Roma

«Senza corrente per dieci giorni a causa dell’Acea»

«Mi hanno praticamente cacciato da casa da dieci giorni. Staccandomi la corrente elettrica in modo ingiustificato per ben due volte mi hanno costretto ad andare a vivere in albergo». A denunciare l’assurda vicenda è Vittorio Russo, avvocato dello Stato, sostituto procuratore della Figc. L’avvocato è stato protagonista di una vicenda cominciata nel marzo scorso e che, come riferisce, «dopo diverse peripezie ha raggiunto il suo culmine il 18 ottobre scorso», quando si è visto «staccare la corrente elettrica».
«Ho fatto diversi solleciti e diffide all’Acea - aggiunge Russo - ma non ho mai ricevuto risposta. Possibile che per avere il dovuto bisogna ricorrere ad azioni legali? A breve infatti proporrò un ricorso dinanzi al tribunale civile per riavere il riallaccio della corrente e per chiedere i relativi danni.

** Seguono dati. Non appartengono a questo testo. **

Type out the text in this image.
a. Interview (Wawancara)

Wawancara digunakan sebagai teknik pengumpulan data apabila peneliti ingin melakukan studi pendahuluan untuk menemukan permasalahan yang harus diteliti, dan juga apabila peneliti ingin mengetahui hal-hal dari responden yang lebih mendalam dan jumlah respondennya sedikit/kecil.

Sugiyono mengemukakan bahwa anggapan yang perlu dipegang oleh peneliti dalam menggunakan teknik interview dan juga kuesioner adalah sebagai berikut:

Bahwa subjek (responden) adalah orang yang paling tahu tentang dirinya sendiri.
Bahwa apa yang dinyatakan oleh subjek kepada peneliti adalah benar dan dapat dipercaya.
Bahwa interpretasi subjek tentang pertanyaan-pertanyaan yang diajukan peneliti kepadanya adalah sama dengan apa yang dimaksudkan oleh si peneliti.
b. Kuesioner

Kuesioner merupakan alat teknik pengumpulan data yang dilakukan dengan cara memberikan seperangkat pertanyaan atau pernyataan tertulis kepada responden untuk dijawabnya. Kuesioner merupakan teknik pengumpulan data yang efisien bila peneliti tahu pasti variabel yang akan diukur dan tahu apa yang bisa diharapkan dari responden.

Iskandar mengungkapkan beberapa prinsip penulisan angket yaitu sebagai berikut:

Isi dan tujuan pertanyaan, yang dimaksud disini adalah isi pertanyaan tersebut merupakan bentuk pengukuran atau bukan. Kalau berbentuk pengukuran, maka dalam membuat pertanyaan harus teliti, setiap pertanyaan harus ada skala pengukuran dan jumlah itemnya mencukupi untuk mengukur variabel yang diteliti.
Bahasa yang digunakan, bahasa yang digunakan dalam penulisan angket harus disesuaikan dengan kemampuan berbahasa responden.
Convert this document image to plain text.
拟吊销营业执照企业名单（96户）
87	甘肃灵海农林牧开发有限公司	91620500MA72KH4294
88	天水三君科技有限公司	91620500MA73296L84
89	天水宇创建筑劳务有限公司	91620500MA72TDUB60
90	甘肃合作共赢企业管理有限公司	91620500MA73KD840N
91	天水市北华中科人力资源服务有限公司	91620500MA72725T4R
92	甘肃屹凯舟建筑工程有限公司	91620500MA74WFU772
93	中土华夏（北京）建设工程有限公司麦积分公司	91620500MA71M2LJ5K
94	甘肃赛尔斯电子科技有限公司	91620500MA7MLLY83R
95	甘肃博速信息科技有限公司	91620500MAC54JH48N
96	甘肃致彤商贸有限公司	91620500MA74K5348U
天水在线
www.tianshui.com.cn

Sto anche valutando se sussistano eventuali responsabilità sotto il profilo penale».
Tutto ha inizio a marzo scorso, quando il legale si accorge di un errore nella lettura del contatore da parte dell’Acea. «Dopo diverse comunicazioni via fax, raccomandata e attraverso il numero verde del centralino Acea, ricevo la comunicazione dell’avvenuto conguaglio di quanto pagato in eccesso ed è sollecitato a pagare ulteriori somme, cosa che avviene nel termine stabilito». Il 19 ottobre, spiega l’avvocato, gli viene «staccata la corrente, per essere ripristinata il giorno dopo». Il tutto, secondo quanto riferisce il legale, «senza alcuna comunicazione» e «costringendomi a comprare un computer portatile per lavorare».

Il 22 ottobre «viene di nuovo staccata la corrente» e l’avvocato si vede «costretto ad andare in albergo visto che dalla corrente dipende non solo la luce, ma anche il riscaldamento, il telefono, l’acqua calda».